The most important part of running a spacecraft on the heat from radioactive decay is to make sure the it's actually decaying before you send it to space. All four of Cassini's radioisotope thermoelectric generators underwent testing before the spacecraft was launched in 1997.
Environmental Health Specialist Jamie A. Keeley used an ion chamber dose rate meter to check the radiation level of a radioisotope thermoelectric generator (RTG). The generators function by harnessing the heat of natural decay of plutonium to generate electric power, keeping the spacecraft functioning for years despite being so far away from the sun that solar power isn't practical.
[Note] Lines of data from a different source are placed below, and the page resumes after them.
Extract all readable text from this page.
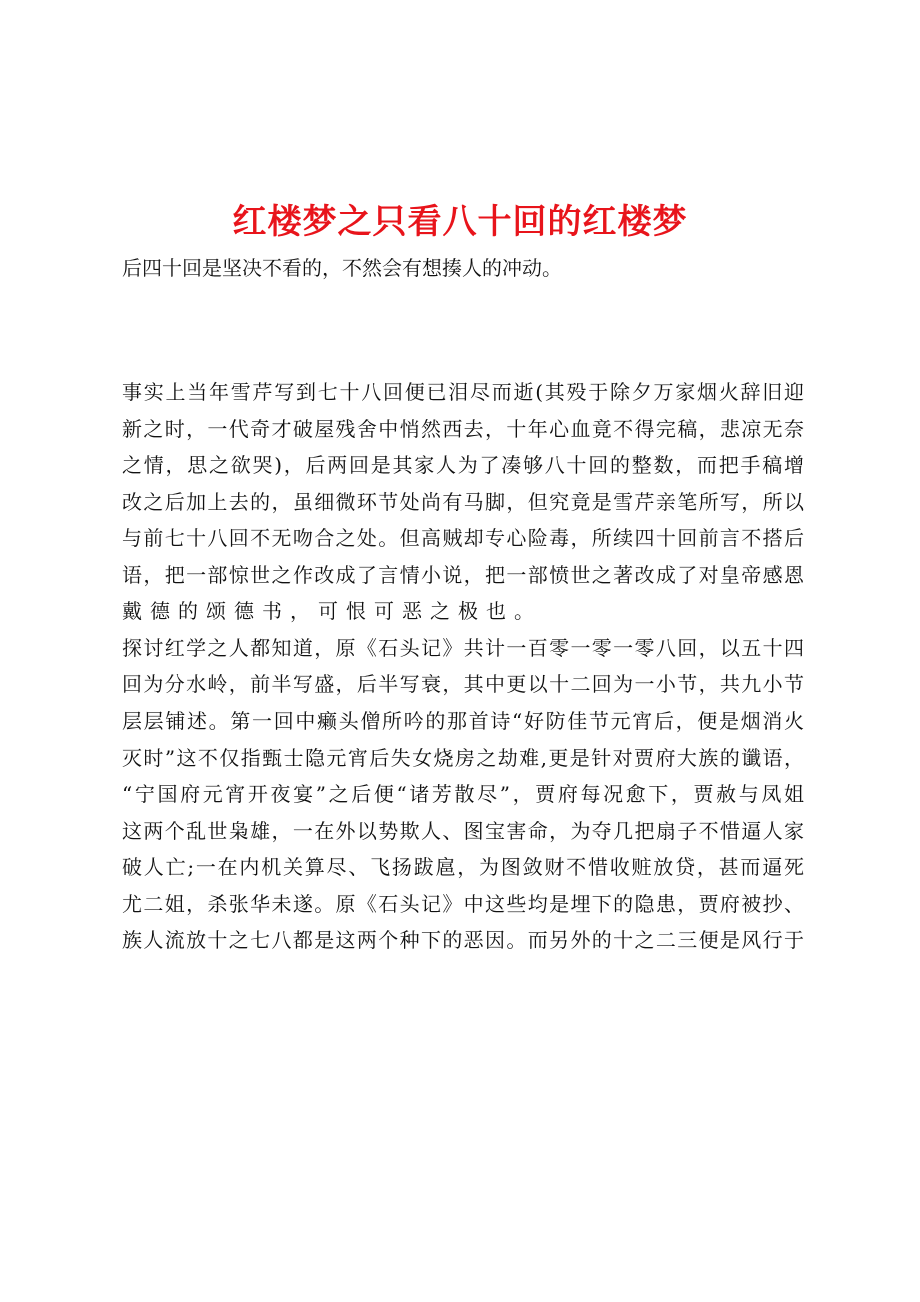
红楼梦之只看八十回的红楼梦
后四十回是坚决不看的，不然会有想揍人的冲动。
事实上当年雪芹写到七十八回便已泪尽而逝(其殁于除夕万家烟火辞旧迎
新之时，一代奇才破屋残舍中悄然西去，十年心血竟不得完稿，悲凉无奈
之情，思之欲哭)，后两回是其家人为了凑够八十回的整数，而把手稿增
改之后加上去的，虽细微环节处尚有马脚，但究竟是雪芹亲笔所写，所以
与前七十八回不无吻合之处。但高贼却专心险毒，所续四十回前言不搭后
语，把一部惊世之作改成了言情小说，把一部愤世之著改成了对皇帝感恩
戴德的颂德书，可恨可恶之极也。
探讨红学之人都知道，原《石头记》共计一百零一零一零八回，以五十四
回为分水岭，前半写盛，后半写衰，其中更以十二回为一小节，共九小节
层层铺述。第一回中癞头僧所吟的那首诗“好防佳节元宵后，便是烟消火
灭时”这不仅指甄士隐元宵后失女烧房之劫难,更是针对贾府大族的谶语，
“宁国府元宵开夜宴”之后便“诸芳散尽”，贾府每况愈下，贾赦与凤姐
这两个乱世枭雄，一在外以势欺人、图宝害命，为夺几把扇子不惜逼人家
破人亡;一在内机关算尽、飞扬跋扈，为图敛财不惜收赃放贷，甚而逼死
尤二姐，杀张华未遂。原《石头记》中这些均是埋下的隐患，贾府被抄、
族人流放十之七八都是这两个种下的恶因。而另外的十之二三便是风行于
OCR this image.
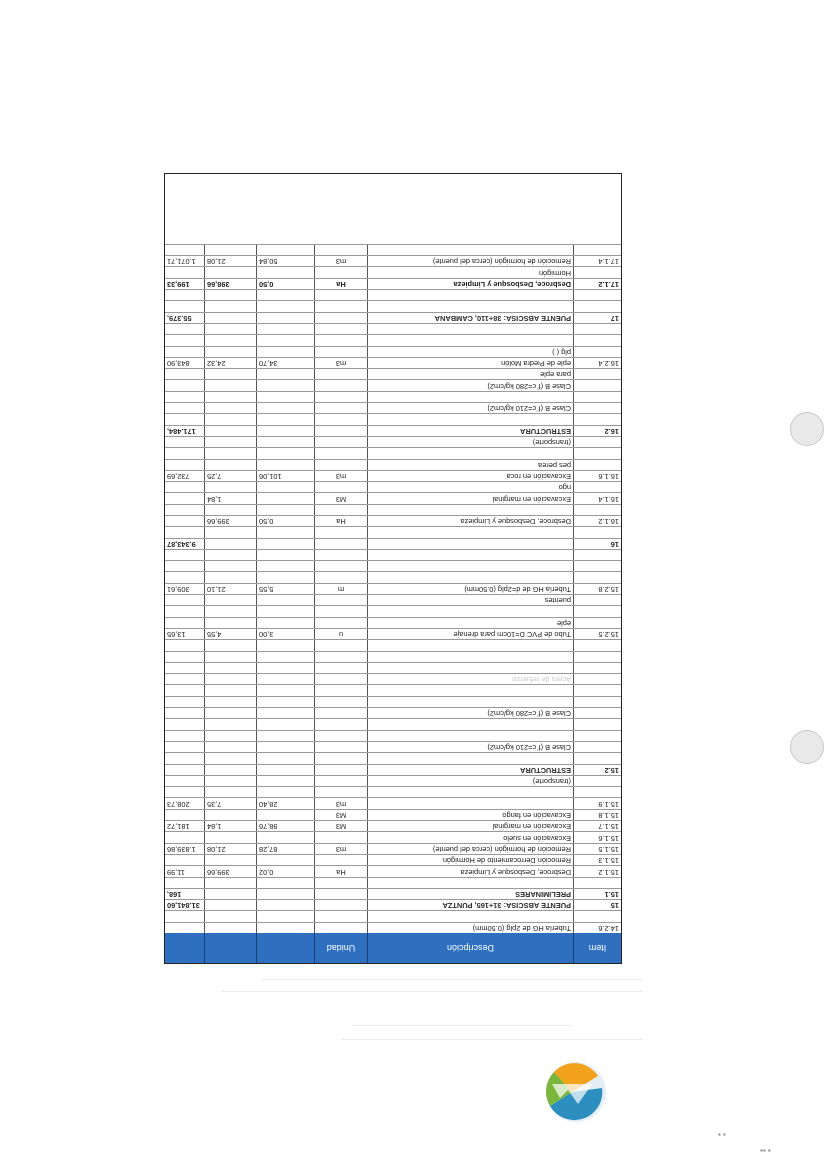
Item
Descripción
Unidad
14.2.6
Tubería HG de 2plg (0.50mm)
15
PUENTE ABSCISA: 31+165, PUNTZA
31.841,60
15.1
PRELIMINARES
168,
15.1.2
Desbroce, Desbosque y Limpieza
Ha
0,02
399,66
11,99
15.1.3
Remoción Derrocamiento de Hormigón
15.1.5
Remoción de hormigón (cerca del puente)
m3
87,28
21,08
1.839,86
15.1.6
Excavación en suelo
15.1.7
Excavación en marginal
M3
98,76
1,84
181,72
15.1.8
Excavación en fango
M3
15.1.9
m3
28,40
7,35
208,73
(transporte)
15.2
ESTRUCTURA
Clase B (f´c=210 kg/cm2)
Clase B (f´c=280 kg/cm2)
Acero de refuerzo
15.2.5
Tubo de PVC D=10cm para drenaje
u
3,00
4,55
13,65
eple
puentes
15.2.8
Tubería HG de d=2plg (0.50mm)
m
5,55
21,10
309,61
16
9.343,87
16.1.2
Desbroce, Desbosque y Limpieza
Ha
0,50
399,66
16.1.4
Excavación en marginal
M3
1,84
ngo
16.1.6
Excavación en roca
m3
101,06
7,25
732,69
pes perea
(transporte)
16.2
ESTRUCTURA
171.484,
Clase B (f´c=210 kg/cm2)
Clase B (f´c=280 kg/cm2)
para eple
16.2.4
eple de Piedra Molón
m3
34,70
24,32
843,90
plg ( )
17
PUENTE ABSCISA: 38+110, CAMBANA
55.379,
17.1.2
Desbroce, Desbosque y Limpieza
Ha
0,50
398,66
199,33
Hormigón
17.1.4
Remoción de hormigón (cerca del puente)
m3
50,84
21,08
1.071,71
▪ ▪
▪▪ ▪
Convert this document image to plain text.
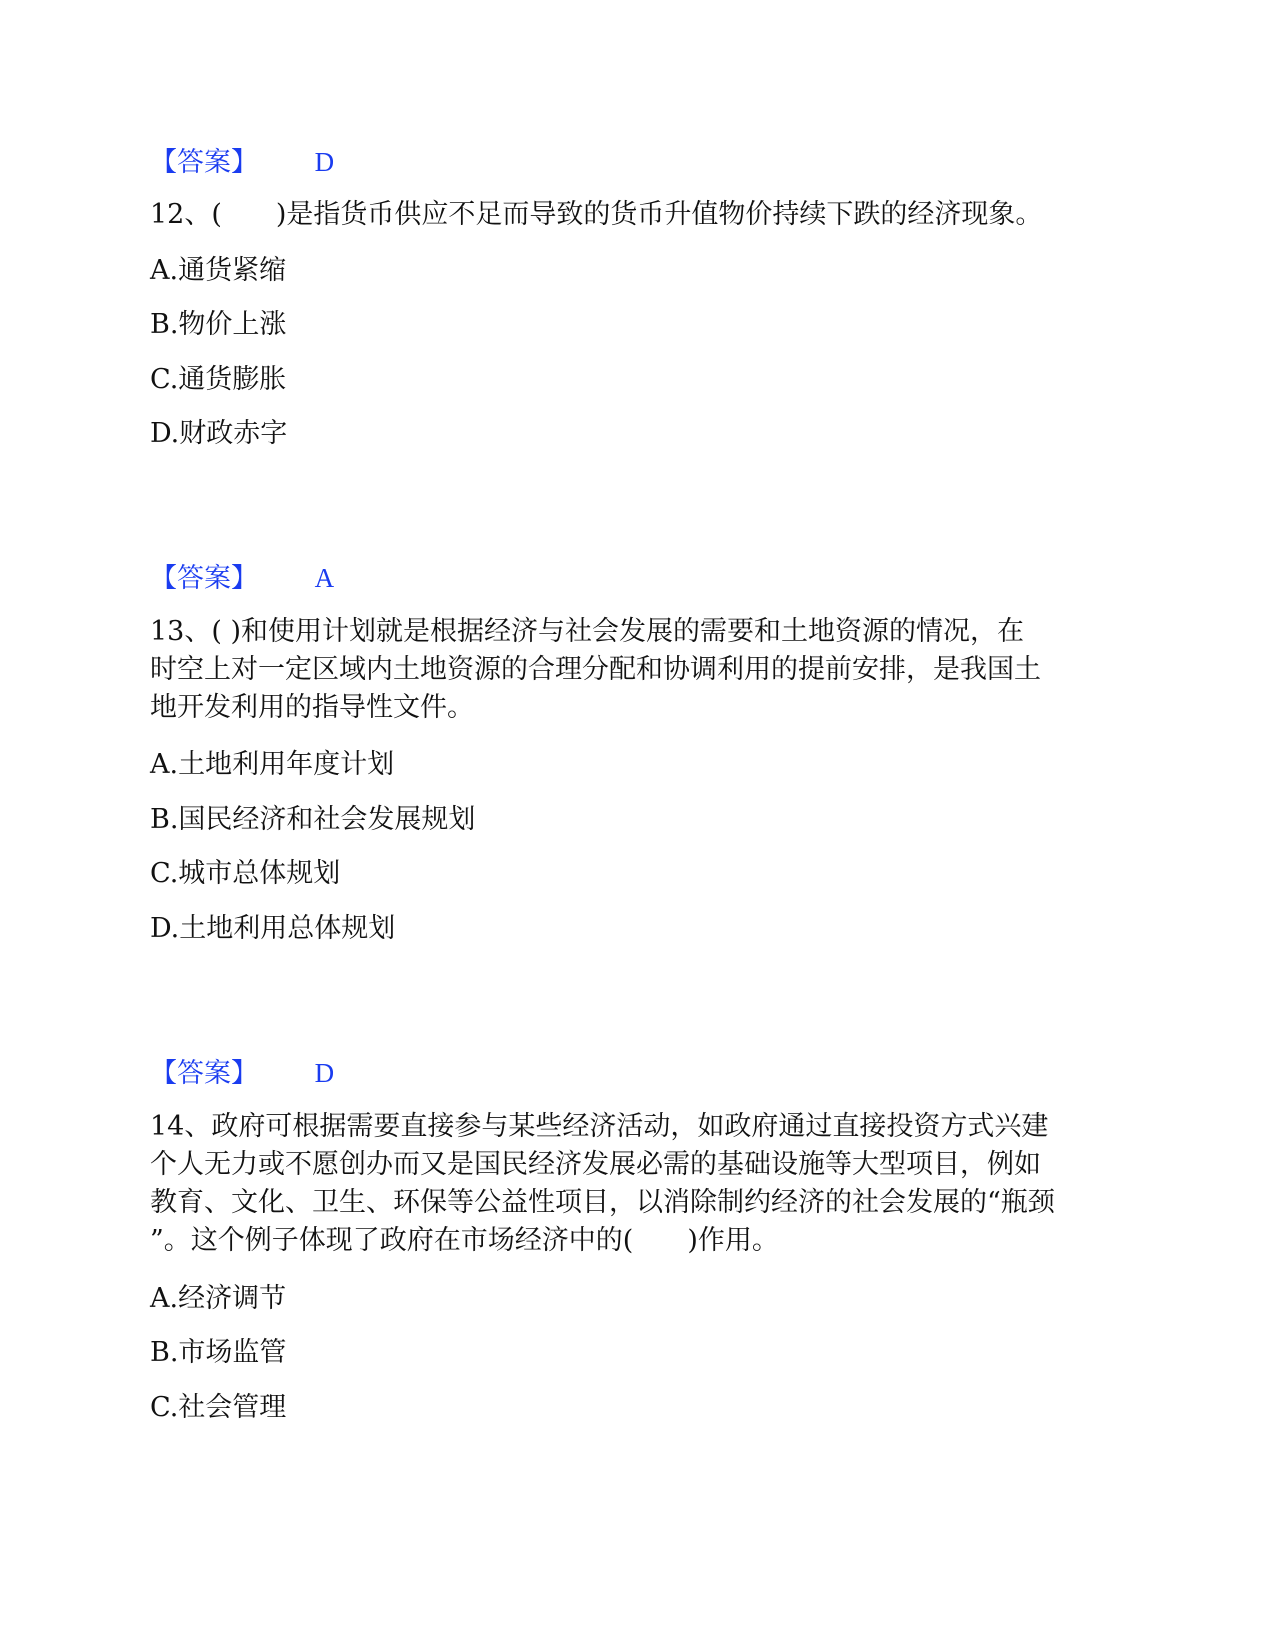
【答案】 D

12、(　　)是指货币供应不足而导致的货币升值物价持续下跌的经济现象。

A.通货紧缩

B.物价上涨

C.通货膨胀

D.财政赤字

【答案】 A

13、( )和使用计划就是根据经济与社会发展的需要和土地资源的情况，在

时空上对一定区域内土地资源的合理分配和协调利用的提前安排，是我国土

地开发利用的指导性文件。

A.土地利用年度计划

B.国民经济和社会发展规划

C.城市总体规划

D.土地利用总体规划

【答案】 D

14、政府可根据需要直接参与某些经济活动，如政府通过直接投资方式兴建

个人无力或不愿创办而又是国民经济发展必需的基础设施等大型项目，例如

教育、文化、卫生、环保等公益性项目，以消除制约经济的社会发展的“瓶颈

”。这个例子体现了政府在市场经济中的(　　)作用。

A.经济调节

B.市场监管

C.社会管理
The Cassini spacecraft was powered by three RTGs, with a fourth onboard for backup to generate an output of 292 watts of electricity at the start of the mission. A total of 18 general-purpose heat sources (GPHS) modules were stacked together to provide the heat source, each with a heat shield and impact shell to protect it. The plutonium dioxide fuel was blended into a ceramic to reduce the risk of vaporizing or other nasty reactions. The fuel was finally encased in multiple layers of iridium and high-strength graphite blocks to prevent accidental release.
The Cassini/Huygens mission launched from Cape Canaveral in October 1997, slipping into orbit around Saturn in July 2004. Over a decade later it's still in orbit, although the mission will soon be wrapping up with a series of final targeted flybys before diving into the gas giant in the autumn of 2017.
The next generation of RTG technology is powering the New Horizons probe as it explores space beyond Pluto into the Kuiper Belt, although we're running low on plutonium for future deep space missions.